On June 26, 2020, at 3:30 pm
Insight-driven design of novel SCF preconditioning strategies for mixed systems: A DFTK case-study.
Progress in density-functional theory is often the outcome of efforts involving physically sound approximate models, performant numerical schemes and optimal use of available computational hardware. In such an interdisciplinary field the lack of flexibility of many state-of-the-art codes poses an obstacle for multiple fields to join forces in one code. To close this gap, we have recently developed the density-functional toolkit, DFTK (https://dftk.org). In about 5000 lines of Julia code, DFTK is capable of performing ground-state DFT simulations at a level of accuracy and performance comparable to well-established packages. At the same time one may conduct calculations using toy Hamiltonians with potentials ranging from a 1D harmonic oscillator to standard GGA functionals.
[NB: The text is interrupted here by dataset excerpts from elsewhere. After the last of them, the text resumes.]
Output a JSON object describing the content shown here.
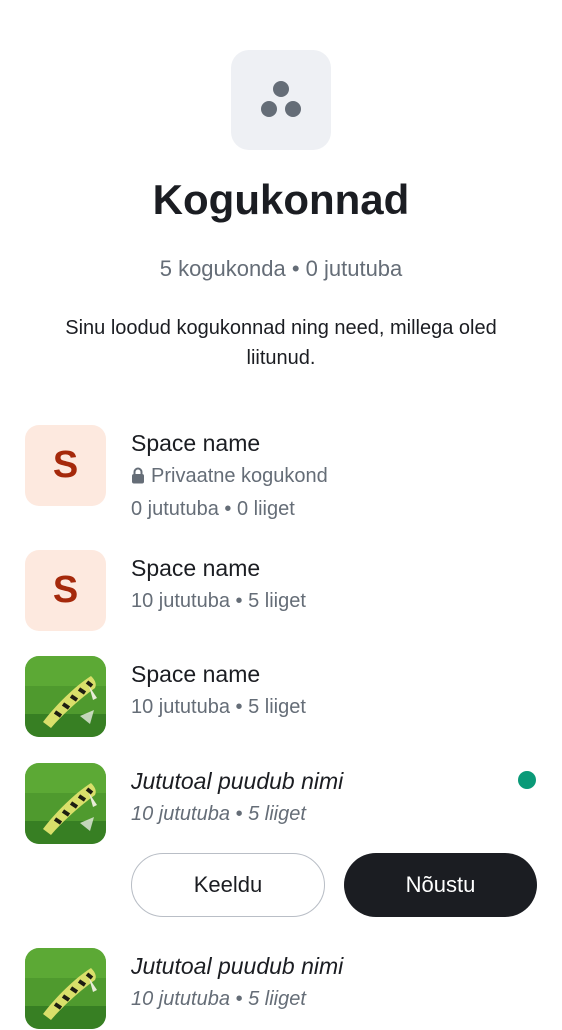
{
  "header": {
    "icon": "spaces-icon",
    "title": "Kogukonnad",
    "counts": "5 kogukonda • 0 jututuba",
    "description": "Sinu loodud kogukonnad ning need, millega oled liitunud."
  },
  "spaces": [
    {
      "avatar_letter": "S",
      "name": "Space name",
      "privacy_label": "Privaatne kogukond",
      "stats": "0 jututuba • 0 liiget"
    },
    {
      "avatar_letter": "S",
      "name": "Space name",
      "stats": "10 jututuba • 5 liiget"
    },
    {
      "avatar_image": "caterpillar-photo",
      "name": "Space name",
      "stats": "10 jututuba • 5 liiget"
    },
    {
      "avatar_image": "caterpillar-photo",
      "name": "Jututoal puudub nimi",
      "stats": "10 jututuba • 5 liiget",
      "unread_indicator": true,
      "decline_label": "Keeldu",
      "accept_label": "Nõustu"
    },
    {
      "avatar_image": "caterpillar-photo",
      "name": "Jututoal puudub nimi",
      "stats": "10 jututuba • 5 liiget"
    }
  ],
  "colors": {
    "accent": "#0a9a78",
    "letter_avatar_bg": "#fde9df",
    "letter_avatar_fg": "#a5290b",
    "primary_button": "#1b1d22"
  }
}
Despite being only about a year old DFTK is already actively used for a broad range of research topics such as the numerical analysis of self-consistent field (SCF) algorithms (arXiv 2004.09088) or a posteriori error analysis (DOI 10.1039/D0FD00048E).
This talk will discuss the design and philosophy of DFTK, making reference to an ongoing project as a case-study: together with Antoine Levitt, we are working on better preconditioners for the SCF procedure in mixed systems. Traditionally in plane-wave DFT SCF preconditioning follows different strategies depending on the dielectric properties of the type of system treated (metal, insulator, semiconductor, etc.). In mixed systems, which contain both insulating and metallic regions, it is a challenge to make such common approaches compatible. Using DFTK we were both able to gain insight into the numerical properties of the SCF fixed-point map. For this we directly looked at its dominating eigenpairs in simple model systems. For designing the right strategy, DFTK’s high-level syntax aided with playing between various approaches to find and verify the best approach on medium-sized systems. Our final method now locally adapts to the type of material, which we could verify in the same implementation by scaling it to the cluster level and performing calculations with realistic tolerances and basis sizes. With these results, we showed our approach to outperform existing methods in larger mixed-systems.